2006. Wow. Holy shit. What a year.


The above map was made by Alison. It charts all our movements in 2006 and, as you can see, it was the year we brought the Allen party nationwide. Special shoutouts go to our recently-engaged friends from Chicago, Bob and Urs, who had the map idea first. We shamelessly copied it (and maybe improved it? Oh snap!) cause we thought it was such a great idea.


With so many media sources giving you their lame "Year in Review" of the "important" events of the year, we thought we'd throw our hat in the ring and give you a rundown of the best stuff that happened to drunk, poorly-dressed people from the Midwest in 2006.


Consider this equal parts a) news-anchor-year-in-review b) Christmas-card-to-our-friends and c) sweet-ass-blog post.

The Trifecta of Awesome. The Trifecta of Allens.


TPC RECORD RELEASE PARTY




What a way to start the year. We billed it as the "Hugest Most Biggest Awesome Huge Party in the History of Ever" and quickly realized that we had a lot of work to do to live up to the hype.


At one point, our entire apartment was filled with still-wet paper mache volcanoes, thirty industrial garbage bags filled with balloons, a giant TPC flag, two smoke machines and 4 confetti cannons. All the hard work paid off and both shows sold out. One of the best nights ever. You can see the end of it all in the video above, thanks to our friend Isaac.


 


JANUARY HOLD STEADY TOUR


 






The day after the release show, TPC hit the road for three weeks opening for the Hold Steady. Jeff was stoked that Alison was coming along for the ride. TPC had toured before, but never on a tour of this magnitude where the shows were usually full and the band usually got many, many drink tickets.


Suffice to say, we had some really amazing times on this trip. We accomplished a lot, including building up a inhumanly high tolerance for alcohol. See video for evidence.


 


TWO ARMS TWO TATTOOS


 



To commemorate this crazy year and its crazy adventures, we both got inked this year. This was a first for both of us and we're glad we did it. Both of us had it done in New York, at the same parlor, by the same guy -- but six months apart.


The artist ended up being someone that Jeff had played a show with a year ago. It was a friendly face. Shout out to Myles!


 


TWO OCEANS, ONE GULF



The Atlantic - Florida


 




Gulf of Mexico - Florida


 




Pacific - California, and Oregon


The ocean is as old as time, bros. Wrap your noodle around THAT jewel.


 


ST CLOUD AND DULUTH


 



 




In May, we did a weekend tour of Minnesota's hidden jewels: St. Cloud (aka tha 320 aka the Granite City aka Shots Cloud aka The Home of Anti-Semitism) and Duluth (aka Vision Quest Portal aka the Air-Conditioned City aka that 218).

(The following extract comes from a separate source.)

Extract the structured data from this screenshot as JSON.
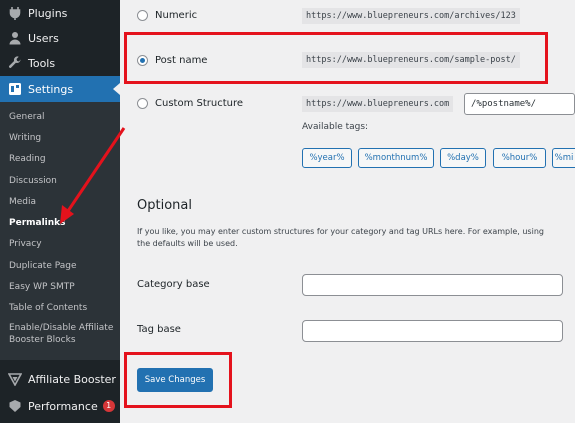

We took our dawg Coles with. Along the way, some ravenous sea gulls stole our pizza and Coles and Alison kept a drinking ledger. Rapper nugs are "xtra credit," apparently.


 


NYC FRIEND TRIP WITH TUBS AND JAWS


 



 



 




Later in May, we took a friend trip to New York to pick up the new van that TPC was buying and drive it home through the coalmountainrustbelt of middle america. Our good friends Tubs and Jaws came along.


After raging in NYC for a few days, we headed home, stopping in Pittsburgh (inexplicably Jeff's favorite city) and Chicago to see friends on the way back. We slept on Bob's roof deck in Chicago and considered this an important achievement.


 


THE HOTTEST WEEKEND OF THE YEAR


 




I mean, seriously, it was wicked hot, as they say in New England. Nasty humidity. To beat the heat, our guy 50's took us up to his parent's lake place in Cross Lake, MN. There was boating, tubing, adventure, homemade pasta-making and a lot of sitting in the warm water in a plastic deck chair while drinking High Life from cans.


 


TPC AT FIRST AVENUE


 




In July, TPC headlined a show at the infamous First Avenue Mainroom (ever see Purple Rain? We haven't either, but you get the point). They were crazy nervous that no one would come, but it ended up selling out. This was hard to comprehend.


There was more confetti cannons and handmade stage prop mischevity. That is not really a word, but tevs.


 


MANY MANY LOST PARTIES


 




Somehow, everyone we knew (including us) discovered the television show "Lost" in 2006. It was crazy addicting. Lost Parties gathered where we would all sit around Cam and Beak's plasma-screen and dissect each episode with the precision of a ninja and the passion of a hobo.


 


END OF SUMMER TOUR AND ALL NIGHT DESERT DRIVE


 




There are times in life where you feel like you're winning. It's hard to put it another way. You're just winning. You've won and you are continuing to win. Somehow, these moments often come when your sleeping schedule is on the opposite spectrum as the rest of the civilized world.


In August, we drove all through the night from Austin, Texas to Tucson, Arizona. It took 18 hours. We felt the cool desert air at night through open windows. We saw the sunrise and head truck stop breakfast at 5AM. We won. We were winners.


 


SAN FRANCISCO BAY TOUR


 



 





If you've never been to San Francisco, then you are most likely an incredibly depressed person. Seriously, its like no other place on earth. While on a TPC west coast tour in September, we took advantage of a day off and had a tourist day on the bay.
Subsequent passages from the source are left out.